Vermont decided long ago to reject “high-stakes testing,” which uses standardized test scores to move students from one grade year to the next. Instead, the state uses multiple forms of assessment to review a student's gains or struggles.
Along with in-classroom assessments, Stahley said that the town schools survey students on social aspects such as feeling safe and understanding what they're learning - and why.
One audience member noted that the presenters' information appeared carefully laid out to inform the audience on the foregone conclusion that is Common Core, rather than to encourage conversation.
Music teacher Andrew Davis - one of the few teachers at the forum - asked whether the Common Core integrates different subjects, like art with social studies, or focuses only on math and literacy.

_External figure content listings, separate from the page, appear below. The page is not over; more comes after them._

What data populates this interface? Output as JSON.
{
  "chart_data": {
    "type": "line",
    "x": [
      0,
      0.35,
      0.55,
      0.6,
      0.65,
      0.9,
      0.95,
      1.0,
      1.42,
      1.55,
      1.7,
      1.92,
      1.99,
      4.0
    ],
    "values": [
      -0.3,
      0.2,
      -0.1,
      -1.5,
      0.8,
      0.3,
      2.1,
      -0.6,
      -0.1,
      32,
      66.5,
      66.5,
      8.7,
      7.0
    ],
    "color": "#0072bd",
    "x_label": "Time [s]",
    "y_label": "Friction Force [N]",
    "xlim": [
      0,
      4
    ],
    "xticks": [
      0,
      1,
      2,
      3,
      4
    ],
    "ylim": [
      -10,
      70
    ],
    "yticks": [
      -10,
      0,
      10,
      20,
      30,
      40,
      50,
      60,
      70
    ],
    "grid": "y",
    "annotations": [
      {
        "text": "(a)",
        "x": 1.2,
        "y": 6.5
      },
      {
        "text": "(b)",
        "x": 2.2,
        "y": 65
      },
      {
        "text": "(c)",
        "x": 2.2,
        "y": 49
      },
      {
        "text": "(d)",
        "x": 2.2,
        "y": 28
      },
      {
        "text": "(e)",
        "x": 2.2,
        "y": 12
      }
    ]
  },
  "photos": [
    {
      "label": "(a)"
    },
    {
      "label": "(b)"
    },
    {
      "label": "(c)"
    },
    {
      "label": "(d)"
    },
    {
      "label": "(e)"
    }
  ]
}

Presenters said that the core representes standards. Teachers decide how they meet those standards.
Audience member Spoon Agave asked if Brattleboro schools measured how students' education benefited their community.
Agave suggested that in his experience, students aren't sufficiently engaged in civic activities and the town has low voter turnout and relatively high unemployment.
He asked whether there should be a connection between the education we give kids and how they enrich their community.
Stahley responded, “I don't know that it's a direct connection.”
Schools prepare kids to become good citizens, but “community” is broad and can include where kids go to college, where they move, or where they work, Stahley added.
Literacy coach Brian Buettner told the audience that a primary goal underlying the town school's efforts was closing the achievement gap for students living in poverty.
Over the past seven years, town's schools have decreased students' illiteracy rate from one in four students to one in 20. Or, from 25 percent to 5 percent.
Between 2007 and 2013, early intervention efforts have helped reduce students' special education needs by 25 percent, Buettner said.
“It's not magic,” Stahley stressed. “It's using the data.”